E Menica, mortificata, si sentí calare nella gola l'usciolo della parlantina e scappò subito dentro casa.
«Sai, Gervasio, che cosa mi è avvenuto di brutto?»
«È cascato il mondo?»
«No: m'hanno portato via la Nana, quella magnifica pollastrona bassotta, che innamorava.»
«Uh!»
«E c'è ancora di peggio.»
«Di peggio?»
«C'è che ho trovate due penne nere proprio sulla faccia della porta alla Tonia.»
«Oh!»
«Ed ho avuto la bravuria di domandare alla Tonia se l'aveva pigliata essa la mia Nana.»
«Uhm!»
«Adesso, poveretta me, la Tonia crederà che io le abbia dato una presa di ladra per le trecce. Ma non è mica cosí, Gervasio. Ho parlato solo perché avevo la bocca. Vero come ho il battesimo in testa. E tu, se vuoi, hai un sacco di ragioni a sgridarmi: mi prendo troppa caldura per queste brutte gallinacce, che ora pagherei il diavolo se me le azzoppasse tutte. Ma io le voglio bene alla Tonia. Oh, sí, le voglio un bene dell'anima, e non la offenderei già per tutto l'oro di questo mondo.

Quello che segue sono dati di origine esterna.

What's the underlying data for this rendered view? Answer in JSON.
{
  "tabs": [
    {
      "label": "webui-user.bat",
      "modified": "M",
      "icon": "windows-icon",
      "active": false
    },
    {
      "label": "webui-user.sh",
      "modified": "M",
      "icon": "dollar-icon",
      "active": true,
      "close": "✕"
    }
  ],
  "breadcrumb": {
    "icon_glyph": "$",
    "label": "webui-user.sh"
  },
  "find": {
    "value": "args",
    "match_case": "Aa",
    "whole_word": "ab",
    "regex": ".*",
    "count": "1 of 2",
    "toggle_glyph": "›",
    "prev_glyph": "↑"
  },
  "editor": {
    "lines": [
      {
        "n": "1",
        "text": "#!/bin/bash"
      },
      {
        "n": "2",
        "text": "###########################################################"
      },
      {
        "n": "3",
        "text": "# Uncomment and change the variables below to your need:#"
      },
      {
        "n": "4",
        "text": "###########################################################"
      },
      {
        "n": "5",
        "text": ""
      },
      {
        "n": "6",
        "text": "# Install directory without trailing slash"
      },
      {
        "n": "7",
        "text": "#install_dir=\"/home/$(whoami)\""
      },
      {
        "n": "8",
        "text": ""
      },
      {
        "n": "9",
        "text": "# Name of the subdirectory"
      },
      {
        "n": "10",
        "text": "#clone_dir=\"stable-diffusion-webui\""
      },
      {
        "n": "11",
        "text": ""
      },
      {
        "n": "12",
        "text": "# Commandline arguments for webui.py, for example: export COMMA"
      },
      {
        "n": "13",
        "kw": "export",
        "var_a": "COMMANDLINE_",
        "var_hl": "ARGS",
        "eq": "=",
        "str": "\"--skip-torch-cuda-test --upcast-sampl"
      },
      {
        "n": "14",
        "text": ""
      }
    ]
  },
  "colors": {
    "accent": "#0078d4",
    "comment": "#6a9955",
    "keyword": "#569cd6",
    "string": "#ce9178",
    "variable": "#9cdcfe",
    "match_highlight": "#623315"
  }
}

Bravo, vai a dirglielo tu, Gervasio, che io le voglio ancora bene alla Tonia.»
«No, linguaccia! Ora che hai fatto il male fai tu la penitenza. Mettiti le ruote; va' a levare di stia il piú grosso cappone che ci abbiamo, quello là col ciuffo, e portalo subito a regalare alla Tonia, ma subito.»
Dall'altra parte dell'aja, controscena.
«Sai, Maffeo, che cosa è capitato alla Menica?»
«Non saprei, Tonia...»
«Le manca la Nana, quella pollastra corta e larga a modo del nostro signor cappellano, con reverenza parlando, e senza paragoni.»
«Corbezzoli! Me ne rincresce di buono.»
«Quello che a me mi pena di piú e mi strimizzisce il cuore, è che abbia buscato due piume nere sull'uscio di casa nostra. E forse crederà che gliela abbiamo finita noi.»
«Oh, no... Grande cosa due piume nere in questo mese che le galline si spollinano e mudano...»
«Però, sai, Maffeo, se tu non fossi una mignella, per me vorrei cavarle di testa fino all'ultimo respiro di dubbianza... Per me vorrei, se tu fossi contento, portare alla Menica in regalo quel bel cappone cornuto...»

* * *

Di lí a due minuti in mezzo alla corte si affacciavano naso contro naso Menica e Tonia, tenendo ciascuna sulle braccia e premendo al seno un bravo cappone di cui tastavano i barbigli smozzicati.
«Tonia, siccome domani è festa, mi piacerebbe che faceste sentire ai vostri forestieri un cappone nero, che dicono abbia la ciccia piú saporita.»
«Menica, ho pensato che per Sant'Onofrio dovreste mettere in tavola un cappone bianco, che, come biancheggia la carne, fa anche una figura piú linda.»

* * *

Pin! pan! pun! Un doppietto di schioppettate da spaccare il cervello pur con il loro rintronamento. E poi Galoppino, il cognatuccio di Menica, saltellante per l'aja, strascicando una pelliccia di velluto nerissimo sanguinolenta: «Menica! Menica! l'ho accoppata io la faina che teneva ancora in bocca il collo di Nana per salassarla.»

* * *


Signori e Signorine, sopra il galateo di monsignor Giovanni Della Casa e di Melchiorre Gioia si può mettere il galateo di Menica e di Tonia, che è il galateo dei villani, ossia del buon cuore, secondo il professore Cristoforo Verbena.